Angus Hohenboken and Linda Daniele
From: The Australian
October 17, 2008 12:00AM
BANKS are cutting interest rates on government-guaranteed savings accounts amid a rush by investors seeking to secure their money away from unpredictable stock markets.
Australia’s total balance of personal term deposits offered by the banks has increased by 40 per cent this year.
But according to Infochoice, rates for term deposits, which lock in funds for 30 days to five years, have fallen as much as 3.75 per cent in the past fortnight.
While interest rates for term deposits peaked mid-year at more than 8.7 per cent, offering some of the highest returns in the past decade, most dived after the RBA started cutting back the cash rate.
RateCity executive chairman Andrew Willink said banks were reassessing the margin needed to keep attracting funds.
“The hungry need for deposits (by banks) has dissipated because governments around the world are flushing the markets with cash,” he said.
Infochoice chief executive Shaun Cornelius said term deposit rates had dropped an average of 1per cent over the past fortnight, effectively passing on the full cut by the RBA.
“This was more of a cut than we saw with the last RBA change, where in some cases the term deposit rates went up when the RBA rate went down,” he said.
“This is because the banks have a stronger outlook that the RBA will continue to significantly drop rates into the future.”
ANZ senior consultant Lee Harris said: “Setting rates is a game. The pricing team might decide they need more funds under management in the short term — that’s why the rates can be higher in the short term in some cases.

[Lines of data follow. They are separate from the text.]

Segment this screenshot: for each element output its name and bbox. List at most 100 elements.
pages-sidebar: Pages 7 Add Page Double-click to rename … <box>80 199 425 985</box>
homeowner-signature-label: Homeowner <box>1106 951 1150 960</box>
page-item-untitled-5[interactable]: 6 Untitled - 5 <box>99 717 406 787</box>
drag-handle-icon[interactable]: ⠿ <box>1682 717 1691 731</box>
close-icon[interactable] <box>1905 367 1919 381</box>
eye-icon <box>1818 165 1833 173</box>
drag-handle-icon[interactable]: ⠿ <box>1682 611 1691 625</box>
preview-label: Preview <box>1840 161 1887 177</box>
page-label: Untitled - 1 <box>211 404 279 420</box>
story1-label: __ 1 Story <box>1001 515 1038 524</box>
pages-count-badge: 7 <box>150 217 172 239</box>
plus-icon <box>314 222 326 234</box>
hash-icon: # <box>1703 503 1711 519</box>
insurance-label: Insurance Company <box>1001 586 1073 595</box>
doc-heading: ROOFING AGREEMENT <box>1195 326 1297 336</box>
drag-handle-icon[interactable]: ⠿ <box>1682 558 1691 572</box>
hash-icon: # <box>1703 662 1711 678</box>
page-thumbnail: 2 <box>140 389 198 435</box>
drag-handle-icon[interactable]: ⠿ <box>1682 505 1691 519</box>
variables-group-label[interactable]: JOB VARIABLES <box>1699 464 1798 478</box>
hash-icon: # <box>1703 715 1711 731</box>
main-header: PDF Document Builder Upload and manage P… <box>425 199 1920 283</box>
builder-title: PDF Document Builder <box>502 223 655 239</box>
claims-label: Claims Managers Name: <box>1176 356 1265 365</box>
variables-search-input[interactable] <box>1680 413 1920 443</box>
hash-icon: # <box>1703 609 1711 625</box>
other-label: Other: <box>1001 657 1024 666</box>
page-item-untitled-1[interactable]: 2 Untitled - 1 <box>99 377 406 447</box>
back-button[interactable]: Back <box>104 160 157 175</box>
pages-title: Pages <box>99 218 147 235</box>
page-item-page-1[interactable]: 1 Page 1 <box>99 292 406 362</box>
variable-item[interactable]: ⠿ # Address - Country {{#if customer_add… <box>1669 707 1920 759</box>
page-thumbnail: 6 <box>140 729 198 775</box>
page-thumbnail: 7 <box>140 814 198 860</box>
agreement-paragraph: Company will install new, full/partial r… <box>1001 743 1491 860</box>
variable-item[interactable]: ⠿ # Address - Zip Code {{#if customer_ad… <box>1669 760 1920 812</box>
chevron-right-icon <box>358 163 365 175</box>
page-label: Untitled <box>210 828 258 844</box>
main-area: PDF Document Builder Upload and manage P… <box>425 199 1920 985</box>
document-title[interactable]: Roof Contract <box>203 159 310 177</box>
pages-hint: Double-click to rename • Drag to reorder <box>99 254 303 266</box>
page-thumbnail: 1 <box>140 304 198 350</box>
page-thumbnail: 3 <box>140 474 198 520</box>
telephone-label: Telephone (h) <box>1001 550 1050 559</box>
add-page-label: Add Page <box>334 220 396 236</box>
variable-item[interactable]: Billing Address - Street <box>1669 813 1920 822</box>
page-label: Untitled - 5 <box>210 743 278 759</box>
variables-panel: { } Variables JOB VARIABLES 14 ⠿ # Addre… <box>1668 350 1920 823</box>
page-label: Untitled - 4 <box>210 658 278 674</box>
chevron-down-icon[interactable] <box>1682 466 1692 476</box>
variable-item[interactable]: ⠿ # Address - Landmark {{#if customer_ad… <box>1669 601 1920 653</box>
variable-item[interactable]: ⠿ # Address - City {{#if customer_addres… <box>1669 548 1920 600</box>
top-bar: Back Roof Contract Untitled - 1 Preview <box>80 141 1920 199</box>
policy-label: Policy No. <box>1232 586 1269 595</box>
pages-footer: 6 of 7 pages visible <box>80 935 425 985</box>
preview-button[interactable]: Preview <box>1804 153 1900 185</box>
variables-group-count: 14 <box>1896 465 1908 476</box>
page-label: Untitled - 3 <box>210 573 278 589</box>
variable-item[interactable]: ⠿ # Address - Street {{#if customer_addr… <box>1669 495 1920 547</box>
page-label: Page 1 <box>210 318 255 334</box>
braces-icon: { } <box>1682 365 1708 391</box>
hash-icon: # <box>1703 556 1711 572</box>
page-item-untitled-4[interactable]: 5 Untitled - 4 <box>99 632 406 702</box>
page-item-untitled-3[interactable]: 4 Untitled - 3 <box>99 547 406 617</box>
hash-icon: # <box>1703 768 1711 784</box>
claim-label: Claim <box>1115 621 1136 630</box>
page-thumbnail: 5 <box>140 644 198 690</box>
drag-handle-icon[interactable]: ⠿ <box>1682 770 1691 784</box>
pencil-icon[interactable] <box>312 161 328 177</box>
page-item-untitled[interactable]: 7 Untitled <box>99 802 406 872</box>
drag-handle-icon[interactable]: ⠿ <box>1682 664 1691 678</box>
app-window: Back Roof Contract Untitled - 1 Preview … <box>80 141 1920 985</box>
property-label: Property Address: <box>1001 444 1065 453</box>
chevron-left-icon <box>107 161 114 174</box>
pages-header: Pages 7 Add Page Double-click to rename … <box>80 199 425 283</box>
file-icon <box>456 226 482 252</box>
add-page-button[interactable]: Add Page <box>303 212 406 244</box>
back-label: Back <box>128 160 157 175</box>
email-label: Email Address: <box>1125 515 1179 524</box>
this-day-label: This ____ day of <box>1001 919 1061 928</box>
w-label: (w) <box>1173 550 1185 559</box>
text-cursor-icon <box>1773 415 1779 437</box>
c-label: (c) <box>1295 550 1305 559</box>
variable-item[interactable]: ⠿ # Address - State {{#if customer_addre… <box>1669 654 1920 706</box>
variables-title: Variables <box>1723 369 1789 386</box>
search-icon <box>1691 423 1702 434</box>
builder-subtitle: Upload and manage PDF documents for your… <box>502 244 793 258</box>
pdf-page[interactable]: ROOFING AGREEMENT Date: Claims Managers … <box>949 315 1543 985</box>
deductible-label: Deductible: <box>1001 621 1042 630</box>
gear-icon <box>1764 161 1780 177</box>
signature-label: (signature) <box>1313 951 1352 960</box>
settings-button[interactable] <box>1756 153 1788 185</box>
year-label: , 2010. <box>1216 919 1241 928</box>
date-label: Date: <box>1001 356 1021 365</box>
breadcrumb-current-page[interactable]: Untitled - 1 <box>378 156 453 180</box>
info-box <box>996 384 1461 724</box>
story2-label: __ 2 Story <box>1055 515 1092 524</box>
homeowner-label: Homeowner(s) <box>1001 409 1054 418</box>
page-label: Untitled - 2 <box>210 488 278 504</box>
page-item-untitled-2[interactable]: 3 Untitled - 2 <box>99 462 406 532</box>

“At the moment, more people are investing in term deposits … people are telling me they’ve lost too much on the stock market.”
Commonwealth Bank spokeswoman Nichole Ismay said rates on term deposits and other savings accounts were constantly under review.
“The cash rate and the bank bill swap rate has changed significantly in the past three months. As a result, so have the changes to the products in question.”
Cannex financial analyst Peter Arnold said the banks were still offering attractive rates of about 8 per cent, and advised investors to shop around.
“Suncorp were yesterday offering 8.2 per cent on three years. I haven’t seen a good three-year special like that recently,” he said.
Cannex noted a 40 per cent increase in term deposit balances in the year to August.
NAB yesterday offered a 5.6 per cent rate on $10,000 term deposits invested for 12 months, behind ANZ and the Commonwealth Bank’s offers of 5.8 per cent, Westpac’s 6.5 per cent and an ING rate of 6.25 per cent.
Savings accounts, with funds available on call, dropped by an average of 1 per cent in the past week.
Commonwealth, St George, Bank SA and NAB are offering savings account rates of 5.75 per cent, while HSBC and Rabo are offering 6.5 per cent.